Among the things that personal trainers specializing in MS do are:
- Plan a fitness training program for overall wellness, not to replace rehabilitation therapy.
- Adjusting the FIT (frequency, intensity, and time) to suit individual needs, thereby helping patients attain their goals.
- Understanding that MS patients tend to feel tired and hot quickly, they can plan flexible breaks.
- Patient and can repeat, if necessary, instructions in case of difficulty in cognition.
- Can recognize symptoms when they change and adjust the exercise program.
- Most importantly, reduce the risk of injury and act accordingly in case of an accident.
Addressing Hindrance to Doing Exercise Programs
An advantage of hiring fitness professionals trained in handling MS is that they can help patients overcome obstacles.
Specialized equipment. For training sessions in a gym, the standard equipment may not always be suitable. Some patients might have mobility issues, necessitating the use of a cane, walker, or wheelchair. Hence, the facility needs to modify some of the equipment and make it possible for the patient to perform an exercise routine.
Fatigue. Slowing nerve conduction in the central nervous system and demyelination is the cause of primary fatigue. On the other hand, poor sleep-wake cycle and quality of sleep, deconditioning, improper nutrition are the causes of secondary fatigue. Regardless of which, some MS patients may not be able to perform some exercise programs as well as others. Personal trainers familiar with symptoms of multiple sclerosis can guide these patients, controlling the pace to make the endeavour fun and let them reach their fitness goals.
Sensitivity to heat. Multiple sclerosis can cause body temperature to increase at a higher rate than normal. Highly-trained personal trainers are aware of that and can make sure to avoid complications by ensuring a cool environment and providing cold drinks.
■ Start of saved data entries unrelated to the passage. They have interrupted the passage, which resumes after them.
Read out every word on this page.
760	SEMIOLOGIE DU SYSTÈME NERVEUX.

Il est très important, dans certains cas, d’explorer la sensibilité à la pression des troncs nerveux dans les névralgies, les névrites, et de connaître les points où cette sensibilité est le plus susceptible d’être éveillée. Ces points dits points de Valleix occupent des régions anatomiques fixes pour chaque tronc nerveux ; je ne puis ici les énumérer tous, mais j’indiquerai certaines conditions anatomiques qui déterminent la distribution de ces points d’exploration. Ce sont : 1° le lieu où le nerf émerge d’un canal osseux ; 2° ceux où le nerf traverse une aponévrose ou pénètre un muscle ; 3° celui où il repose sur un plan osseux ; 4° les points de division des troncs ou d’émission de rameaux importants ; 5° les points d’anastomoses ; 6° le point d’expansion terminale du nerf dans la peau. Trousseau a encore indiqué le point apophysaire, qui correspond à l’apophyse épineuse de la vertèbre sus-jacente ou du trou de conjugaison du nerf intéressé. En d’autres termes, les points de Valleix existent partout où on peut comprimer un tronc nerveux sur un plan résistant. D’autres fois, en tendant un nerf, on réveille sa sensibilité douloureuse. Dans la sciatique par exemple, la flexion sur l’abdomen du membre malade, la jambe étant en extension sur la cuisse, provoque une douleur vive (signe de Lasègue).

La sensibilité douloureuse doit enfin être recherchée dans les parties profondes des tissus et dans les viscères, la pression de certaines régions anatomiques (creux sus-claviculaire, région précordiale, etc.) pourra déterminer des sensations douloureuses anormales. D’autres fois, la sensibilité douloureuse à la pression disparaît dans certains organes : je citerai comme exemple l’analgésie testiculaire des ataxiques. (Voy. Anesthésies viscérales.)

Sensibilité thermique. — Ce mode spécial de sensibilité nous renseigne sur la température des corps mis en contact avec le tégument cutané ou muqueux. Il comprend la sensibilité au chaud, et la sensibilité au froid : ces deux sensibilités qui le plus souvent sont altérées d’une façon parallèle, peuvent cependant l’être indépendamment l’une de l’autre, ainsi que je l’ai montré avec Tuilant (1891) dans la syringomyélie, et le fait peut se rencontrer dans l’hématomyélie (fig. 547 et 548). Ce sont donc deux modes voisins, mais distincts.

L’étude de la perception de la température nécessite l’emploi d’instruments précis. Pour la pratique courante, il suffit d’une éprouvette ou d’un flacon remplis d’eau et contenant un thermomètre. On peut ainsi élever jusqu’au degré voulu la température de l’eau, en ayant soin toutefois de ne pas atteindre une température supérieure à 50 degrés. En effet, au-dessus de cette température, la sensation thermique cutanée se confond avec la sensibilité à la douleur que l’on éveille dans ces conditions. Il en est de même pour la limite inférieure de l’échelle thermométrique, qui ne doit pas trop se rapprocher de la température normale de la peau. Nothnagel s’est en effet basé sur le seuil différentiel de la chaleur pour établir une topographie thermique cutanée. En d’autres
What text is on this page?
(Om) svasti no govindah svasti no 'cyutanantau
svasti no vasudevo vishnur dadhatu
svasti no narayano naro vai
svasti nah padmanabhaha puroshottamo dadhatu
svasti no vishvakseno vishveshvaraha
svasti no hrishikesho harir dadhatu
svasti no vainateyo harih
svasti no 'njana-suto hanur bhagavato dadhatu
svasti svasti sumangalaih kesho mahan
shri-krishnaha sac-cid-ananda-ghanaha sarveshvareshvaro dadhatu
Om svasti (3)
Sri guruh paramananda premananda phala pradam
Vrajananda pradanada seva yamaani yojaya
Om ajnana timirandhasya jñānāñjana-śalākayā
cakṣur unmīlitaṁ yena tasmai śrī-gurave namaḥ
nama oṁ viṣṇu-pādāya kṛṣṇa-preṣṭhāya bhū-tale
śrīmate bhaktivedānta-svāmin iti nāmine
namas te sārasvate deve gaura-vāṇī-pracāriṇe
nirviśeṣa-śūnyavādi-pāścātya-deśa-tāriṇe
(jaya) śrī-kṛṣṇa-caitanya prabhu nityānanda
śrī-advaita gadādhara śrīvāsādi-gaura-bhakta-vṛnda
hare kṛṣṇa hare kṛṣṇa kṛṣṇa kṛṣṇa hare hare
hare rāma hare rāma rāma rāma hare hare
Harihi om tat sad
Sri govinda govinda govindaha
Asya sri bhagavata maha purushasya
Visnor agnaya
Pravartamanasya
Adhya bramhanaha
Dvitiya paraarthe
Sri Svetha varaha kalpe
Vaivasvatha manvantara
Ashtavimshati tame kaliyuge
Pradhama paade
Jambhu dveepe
Impact of limited energy. For multiple sclerosis patients, travelling to the gym and walking from one machine to the other can drain their energy. Personal trainers specializing in MS are aware of this and can, thus, consider these factors in creating exercise programs.
Having Fun Attaining Fitness Goals
Personal training pros bring more than what was already stated in previous sections on the table. For one, they can keep the motivation level up by making attainable goals. It prevents the frustration patients may feel if progress is too slow. In doing aerobic exercise or cardiovascular training, they can increase the intensity at a proper pace that is safe and yet remains doable. Most importantly, they can prevent accidents or worsening symptoms.